You see, people come into the studio with a wish or a goal. They want to lose weight or tone up, and after a month of Pure Barre, they definitely see drastic changes. However, some people still choose to go back to their previous habits, and these habits obviously did not produce the same results, or they wouldn't have been in the market for something new. I've literally heard people say, "Wow, I felt so great when I was coming here all the time," but they gradually fade away because keeping a commitment to be healthy long term is really hard.

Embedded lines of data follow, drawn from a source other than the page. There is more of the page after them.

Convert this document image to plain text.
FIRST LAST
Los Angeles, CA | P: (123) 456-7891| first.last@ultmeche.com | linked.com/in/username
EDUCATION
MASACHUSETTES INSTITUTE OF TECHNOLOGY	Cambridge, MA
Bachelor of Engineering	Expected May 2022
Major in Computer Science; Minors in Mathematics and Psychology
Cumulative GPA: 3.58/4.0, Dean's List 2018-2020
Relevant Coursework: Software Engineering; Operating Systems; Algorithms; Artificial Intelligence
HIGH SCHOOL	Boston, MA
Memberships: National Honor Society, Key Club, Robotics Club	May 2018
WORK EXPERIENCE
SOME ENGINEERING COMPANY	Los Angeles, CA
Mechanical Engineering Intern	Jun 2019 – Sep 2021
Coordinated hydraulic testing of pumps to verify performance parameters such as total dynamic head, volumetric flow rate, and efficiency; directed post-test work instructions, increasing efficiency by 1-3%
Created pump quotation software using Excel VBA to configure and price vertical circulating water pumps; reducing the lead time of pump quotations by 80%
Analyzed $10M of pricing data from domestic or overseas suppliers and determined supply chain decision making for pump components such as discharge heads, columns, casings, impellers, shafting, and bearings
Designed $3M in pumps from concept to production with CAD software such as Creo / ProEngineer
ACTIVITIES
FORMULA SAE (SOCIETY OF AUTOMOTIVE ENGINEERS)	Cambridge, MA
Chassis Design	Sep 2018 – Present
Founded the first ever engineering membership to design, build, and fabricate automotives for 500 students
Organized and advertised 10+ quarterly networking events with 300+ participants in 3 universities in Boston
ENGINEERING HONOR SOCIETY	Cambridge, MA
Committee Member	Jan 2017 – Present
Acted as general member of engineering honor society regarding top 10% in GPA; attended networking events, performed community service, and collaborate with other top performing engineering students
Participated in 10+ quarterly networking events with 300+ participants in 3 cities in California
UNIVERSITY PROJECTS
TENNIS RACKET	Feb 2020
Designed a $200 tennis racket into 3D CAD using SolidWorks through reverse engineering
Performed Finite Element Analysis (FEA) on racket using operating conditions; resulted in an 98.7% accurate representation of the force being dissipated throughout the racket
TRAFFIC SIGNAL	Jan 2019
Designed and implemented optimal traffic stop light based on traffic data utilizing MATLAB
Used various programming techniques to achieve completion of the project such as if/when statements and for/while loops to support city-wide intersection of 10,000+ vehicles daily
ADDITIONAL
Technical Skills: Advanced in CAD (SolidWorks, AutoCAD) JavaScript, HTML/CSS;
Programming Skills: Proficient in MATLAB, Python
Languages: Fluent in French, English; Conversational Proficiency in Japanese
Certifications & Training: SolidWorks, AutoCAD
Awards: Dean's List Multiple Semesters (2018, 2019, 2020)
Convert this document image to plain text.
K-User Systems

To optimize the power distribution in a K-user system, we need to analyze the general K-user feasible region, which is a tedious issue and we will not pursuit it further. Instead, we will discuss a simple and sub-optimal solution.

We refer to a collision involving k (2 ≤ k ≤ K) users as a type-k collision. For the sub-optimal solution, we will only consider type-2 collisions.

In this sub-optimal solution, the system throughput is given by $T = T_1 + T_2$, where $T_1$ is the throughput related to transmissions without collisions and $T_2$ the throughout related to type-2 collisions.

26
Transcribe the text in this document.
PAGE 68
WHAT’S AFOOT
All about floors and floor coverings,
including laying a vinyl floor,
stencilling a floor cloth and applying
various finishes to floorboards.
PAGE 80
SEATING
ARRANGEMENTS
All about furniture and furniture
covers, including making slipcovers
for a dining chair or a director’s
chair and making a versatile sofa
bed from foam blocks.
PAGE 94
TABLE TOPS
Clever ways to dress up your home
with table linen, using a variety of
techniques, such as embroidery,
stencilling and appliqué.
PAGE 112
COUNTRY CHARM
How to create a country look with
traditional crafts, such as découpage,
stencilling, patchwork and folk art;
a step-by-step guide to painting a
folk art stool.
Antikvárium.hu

Getting started is not the challenge in a change. I always here people say, "Starting is the hardest part," but I don't agree. Staying is the hardest part. Anyone can start a new habit or resolution and remain motivated for a few weeks or even a few months. But choosing what's good for you for a lifetime? That's really tough because you won't always feel inspired and motivated the way you do in the beginning. You won't always see rapid results, and you will hit plateaus. But loving your body and practicing self-care have many parallels with the ways we should practice love in our relationships. We have all been told that love is not just a feeling, and we can't give up on the people that matter the most to us because we no longer feel "in love". We have to commit to the good times and the bad. Self-love and self-care are no different. We have to commit to being healthy even when the alarm feels too early and you'd rather have another glass of wine.
We are told to "love our bodies" and "embrace our curves" as women, but what does that really mean? Most take it as an excuse to stop feeling guilty when they put on the freshman 15 or see airbrushed models on television. And I agree, we do need to be kind to ourselves, but ignoring the need to be active and feed your body the nutrients it craves is not "loving your body", it's abusing your body. Loving ourselves means doing the things that are challenging and not being afraid to be different.
When called to live a better story, we can't keep repeating the old ones.